The default is Davlan/bert-base-multilingual-cased-ner-hrl, trained on 10 high-resource languages (Arabic, German, English, Spanish, French, Italian, Latvian, Dutch, Portuguese, Chinese) with the standard four-class CoNLL-2003 tag set:

  • :per — person
  • :org — organisation
  • :loc — location
  • :misc — miscellaneous

Override with :model to use a language-specific or domain-specific NER model.

Optional dependency

Like Text.POS, NER requires the optional :bumblebee and :exla Hex packages. Without :bumblebee, extract/2 raises with a helpful message.

Cold start and caching

First call downloads the model (~700 MB for the multilingual default) and traces the inference graph. Subsequent calls hit a :persistent_term-cached serving. For production, start a named serving at boot:

serving = Bumblebee.Text.token_classification(model_info, tokenizer,
            aggregation: :same)
{:ok, _pid} = Nx.Serving.start_link(serving: serving, name: MyApp.NER)

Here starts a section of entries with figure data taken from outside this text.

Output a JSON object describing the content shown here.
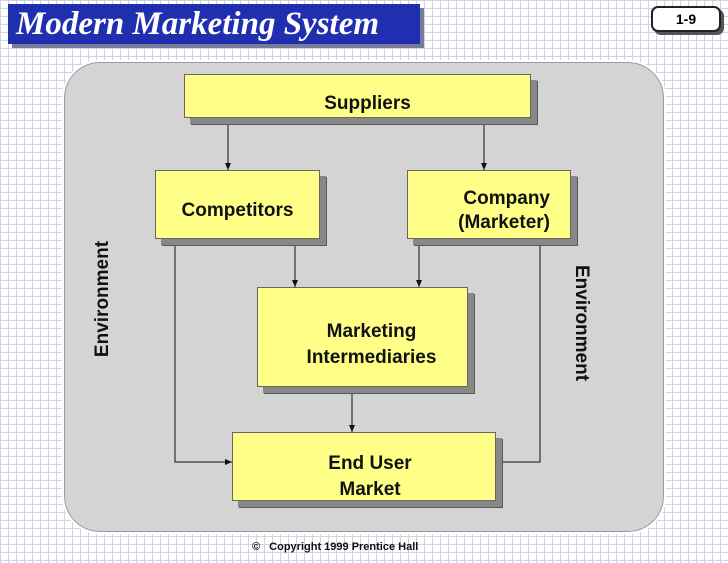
{
  "header": {
    "title": "Modern Marketing System",
    "page_number": "1-9"
  },
  "diagram": {
    "suppliers": "Suppliers",
    "competitors": "Competitors",
    "company_line1": "Company",
    "company_line2": "(Marketer)",
    "intermediaries_line1": "Marketing",
    "intermediaries_line2": "Intermediaries",
    "end_user_line1": "End User",
    "end_user_line2": "Market",
    "environment_left": "Environment",
    "environment_right": "Environment"
  },
  "footer": {
    "copyright_symbol": "©",
    "copyright_text": "Copyright 1999 Prentice Hall"
  },
  "colors": {
    "title_bg": "#1f2fb0",
    "box_fill": "#ffff88",
    "panel": "#d4d4d4"
  }
}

Text.NER.extract(text, serving: MyApp.NER)

Result shape

%Text.NER.Entity{
  text: "Barack Obama",
  type: :per,
  start: 0,
  end: 12,
  score: 0.99
}

Spans are byte offsets into the original input.

Summary

Functions

Extracts named entities from text.

Drops the cached Nx.Serving for the given model (or all models).

Functions

extract(text, options \\ [])

@spec extract(
  String.t(),
  keyword()
) :: [Text.NER.Entity.t()]

Extracts named entities from text.

Arguments

  • text is a UTF-8 binary.

Options

  • :model — the Hugging Face model id. Defaults to the multilingual "Davlan/bert-base-multilingual-cased-ner-hrl".

  • :serving — pass a name or pid of a pre-started Nx.Serving to skip the lazy cache.

  • :compile — defn-compilation options. Defaults to [batch_size: 1, sequence_length: 256].

  • :min_score — filter out entities below this confidence. Defaults to 0.0 (keep everything).

Returns

reset(model \\ "Davlan/bert-base-multilingual-cased-ner-hrl")

@spec reset(String.t() | :all) :: :ok

Drops the cached Nx.Serving for the given model (or all models).